1066. Campus Bikes II

On a campus represented as a 2D grid, there are N workers and M bikes, with N <= M. Each worker and bike is a 2D coordinate on this grid.

We assign one unique bike to each worker so that the sum of the Manhattan distances between each worker and their assigned bike is minimized.

The Manhattan distance between two points p1 and p2 is Manhattan(p1, p2) = |p1.x - p2.x| + |p1.y - p2.y|.

Return the minimum possible sum of Manhattan distances between each worker and their assigned bike.

Example 1:

Input: workers = [[0,0],[2,1]], bikes = [[1,2],[3,3]]
Output: 6
Explanation: 
We assign bike 0 to worker 0, bike 1 to worker 1. The Manhattan distance of both assignments is 3, so the output is 6.

Example 2:

Input: workers = [[0,0],[1,1],[2,0]], bikes = [[1,0],[2,2],[2,1]]
Output: 4
Explanation: 
We first assign bike 0 to worker 0, then assign bike 1 to worker 1 or worker 2, bike 2 to worker 2 or worker 1. Both assignments lead to sum of the Manhattan distances as 4.

Note:

1. 0 <= workers[i][0], workers[i][1], bikes[i][0], bikes[i][1] < 1000

2. All worker and bike locations are distinct.
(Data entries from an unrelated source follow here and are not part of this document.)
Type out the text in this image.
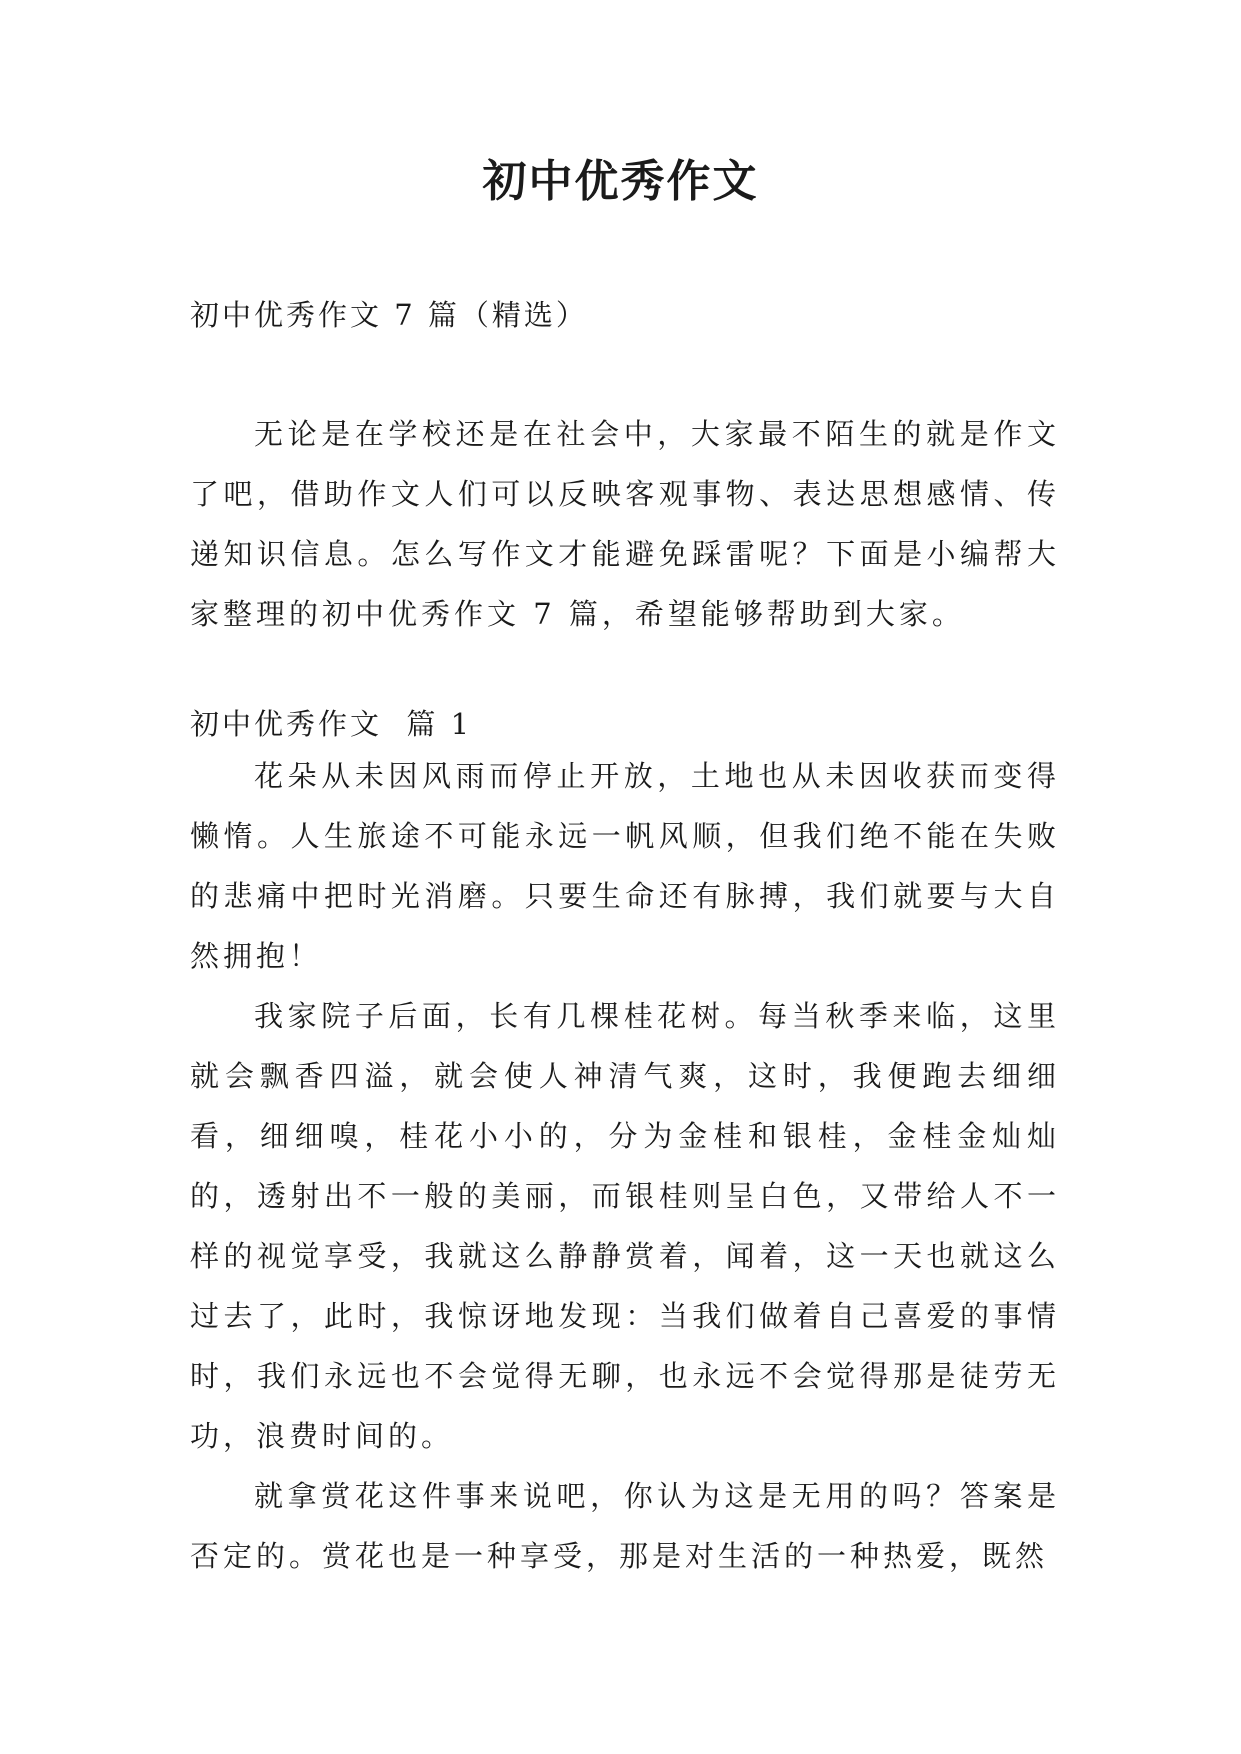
初中优秀作文

初中优秀作文 7 篇（精选）

无论是在学校还是在社会中，大家最不陌生的就是作文了吧，借助作文人们可以反映客观事物、表达思想感情、传递知识信息。怎么写作文才能避免踩雷呢？下面是小编帮大家整理的初中优秀作文 7 篇，希望能够帮助到大家。

初中优秀作文  篇 1

花朵从未因风雨而停止开放，土地也从未因收获而变得懒惰。人生旅途不可能永远一帆风顺，但我们绝不能在失败的悲痛中把时光消磨。只要生命还有脉搏，我们就要与大自然拥抱！

我家院子后面，长有几棵桂花树。每当秋季来临，这里就会飘香四溢，就会使人神清气爽，这时，我便跑去细细看，细细嗅，桂花小小的，分为金桂和银桂，金桂金灿灿的，透射出不一般的美丽，而银桂则呈白色，又带给人不一样的视觉享受，我就这么静静赏着，闻着，这一天也就这么过去了，此时，我惊讶地发现：当我们做着自己喜爱的事情时，我们永远也不会觉得无聊，也永远不会觉得那是徒劳无功，浪费时间的。

就拿赏花这件事来说吧，你认为这是无用的吗？答案是否定的。赏花也是一种享受，那是对生活的一种热爱，既然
3. 1 <= workers.length <= bikes.length <= 10

// Bottom-Up Dynamic Programming
int dist(const vector<int>& p, const vector<int>& q) {
    return abs(p[0] - q[0]) + abs(p[1] - q[1]);
}
int assignBikes(vector<vector<int>>& workers, vector<vector<int>>& bikes) { // time: O(n * m * 2^m); space: O(n * 2^m)
    int n = workers.size(), m = bikes.size();
    vector<vector<int> > dp(n + 1, vector<int>(1 << m, numeric_limits<int>::max() / 2 ) );
    dp[0][0] = 0;
    int res = numeric_limits<int>::max();
    for (int i = 1; i <= n; ++i) {
        for (int state = 1; state < (1 << m); ++state) {
            for (int j = 0; j < m; ++j) {
                if ((state & (1 << j) ) == 0) continue;
                int pre_state = state ^ (1 << j);
                dp[i][state] = min(dp[i][state], dp[i - 1][pre_state] + dist(workers[i - 1], bikes[j]) );
                if (i == n) res = min(res, dp[i][state]);
            }
        }
    }
    return res;
}

// Top-Down Dynamic Programming
int helper(int i, int usedBits, vector<vector<int> >& workers, vector<vector<int> >& bikes, vector<vector<int> >& memo) {
    if (i == workers.size()) return 0;
    if (memo[i][usedBits] != 0) return memo[i][usedBits];
    int res = numeric_limits<int>::max();
    for (int j = 0; j < bikes.size(); ++j) {
        if ((usedBits & (1 << j) ) != 0) continue;
        int dist = abs(workers[i][0] - bikes[j][0]) + abs(workers[i][1] - bikes[j][1]);
        res = min(res, dist + helper(i + 1, usedBits | (1 << j), workers, bikes, memo) );
    }
    return memo[i][usedBits] = res;
}
int assignBikes(vector<vector<int>>& workers, vector<vector<int>>& bikes) {
    vector<vector<int> > memo(workers.size(), vector<int>(1 << bikes.size() ) );
    return helper(0, 0, workers, bikes, memo);
}